Leveraged bets on semiconductor stocks have been among the worst investments of 2025, and analysts warn the bloodbath may just be getting started.

The Direxion Daily Semiconductor Bull 3X Shares (SOXL) — which offers triple-leveraged exposure to chip stocks — dropped another 5.3% to start the week, trading at $8.71.

SOXL is now down more than 68% year-to-date, and its net assets have shrunk to just $7 billion.

Meanwhile, traders who went short using Direxion’s inverse fund SOXS are sitting on gains of more than 23% so far in 2025. At the peak of the tariff-fueled crash in early April, SOXS was up more than 113%.

As InvestorsObserver reported on April 4, chip stocks are plunging despite being exempt from tariffs under the Trump administration — part of a strategy to keep semiconductor supply flowing to U.S. companies.

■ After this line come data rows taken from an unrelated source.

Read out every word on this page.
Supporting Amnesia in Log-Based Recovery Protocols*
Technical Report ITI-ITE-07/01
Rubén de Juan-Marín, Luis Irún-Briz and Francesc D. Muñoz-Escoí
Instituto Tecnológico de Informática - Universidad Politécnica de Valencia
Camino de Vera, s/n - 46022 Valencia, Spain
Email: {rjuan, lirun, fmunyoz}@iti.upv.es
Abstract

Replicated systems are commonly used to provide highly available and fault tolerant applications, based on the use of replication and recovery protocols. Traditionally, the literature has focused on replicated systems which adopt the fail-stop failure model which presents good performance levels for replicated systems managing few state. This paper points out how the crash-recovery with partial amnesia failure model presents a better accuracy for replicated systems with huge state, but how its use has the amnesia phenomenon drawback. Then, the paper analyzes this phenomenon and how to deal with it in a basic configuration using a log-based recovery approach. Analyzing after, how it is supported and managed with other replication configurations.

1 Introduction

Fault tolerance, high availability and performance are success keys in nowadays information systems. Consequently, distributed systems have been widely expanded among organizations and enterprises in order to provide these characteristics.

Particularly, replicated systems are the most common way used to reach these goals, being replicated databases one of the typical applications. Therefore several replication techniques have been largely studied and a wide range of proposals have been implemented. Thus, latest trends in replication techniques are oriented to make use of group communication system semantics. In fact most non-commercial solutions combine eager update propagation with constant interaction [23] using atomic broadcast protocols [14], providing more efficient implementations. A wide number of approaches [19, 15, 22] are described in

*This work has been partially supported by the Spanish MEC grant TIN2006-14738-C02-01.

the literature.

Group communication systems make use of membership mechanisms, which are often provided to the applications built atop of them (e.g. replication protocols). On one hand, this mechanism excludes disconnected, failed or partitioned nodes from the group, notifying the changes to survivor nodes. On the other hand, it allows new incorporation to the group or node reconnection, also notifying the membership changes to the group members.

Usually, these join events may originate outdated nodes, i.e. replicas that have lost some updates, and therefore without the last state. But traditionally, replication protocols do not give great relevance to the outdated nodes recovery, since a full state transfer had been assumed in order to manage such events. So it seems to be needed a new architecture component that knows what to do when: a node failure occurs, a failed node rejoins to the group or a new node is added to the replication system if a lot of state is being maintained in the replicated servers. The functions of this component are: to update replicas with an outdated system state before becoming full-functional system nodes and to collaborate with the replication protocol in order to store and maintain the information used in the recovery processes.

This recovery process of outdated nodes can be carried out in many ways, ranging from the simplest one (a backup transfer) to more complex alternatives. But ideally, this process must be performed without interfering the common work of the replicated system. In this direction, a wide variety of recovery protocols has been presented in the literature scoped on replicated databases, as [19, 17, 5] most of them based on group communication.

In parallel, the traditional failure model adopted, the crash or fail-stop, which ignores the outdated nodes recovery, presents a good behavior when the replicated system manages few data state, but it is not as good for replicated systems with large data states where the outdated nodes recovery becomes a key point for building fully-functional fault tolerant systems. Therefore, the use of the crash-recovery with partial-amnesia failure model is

Despite the exception, chipmakers are highly dependent on Nvidia (NVDA), whose exports to China were recently blacklisted by the U.S. government.

Economists are also growing more confident (worringly) in their recession calls, flagging chipmakers as one of the biggest potential casualties if a downturn hits.

Chipmakers could be staring into the abyss if recession hits

Earlier this month, Citibank analysts warned that the risk of a recession triggered by tariffs poses a bigger threat to semiconductors than the tariffs themselves.

“We believe the biggest risk to the [semiconductor] sector is a recession resulting from tariffs,” the Citi team wrote.

“If the tariffs continue for another month, we believe there’s a high likelihood the supply chain will ‘freeze up’ due to mounting uncertainty, sharply reduced order rates, and inventory cutbacks.

Their warning specifically called out the SOX Index, which the Direxion funds track.

Over at Apollo Global Management, analysts now peg the odds of a “voluntary” recession this year at 90%, blaming what they call poor implementation of tariff policy under the Trump administration.

Big banks — including Morgan Stanley, JPMorgan, Bank of America, and Goldman Sachs — see the odds of a recession as a coin toss as of April.

Meanwhile, the Atlanta Fed’s GDPNow model is sounding the alarm with a projection of a 2.3% contraction in Q1 GDP — an abrupt slowdown for the U.S. economy.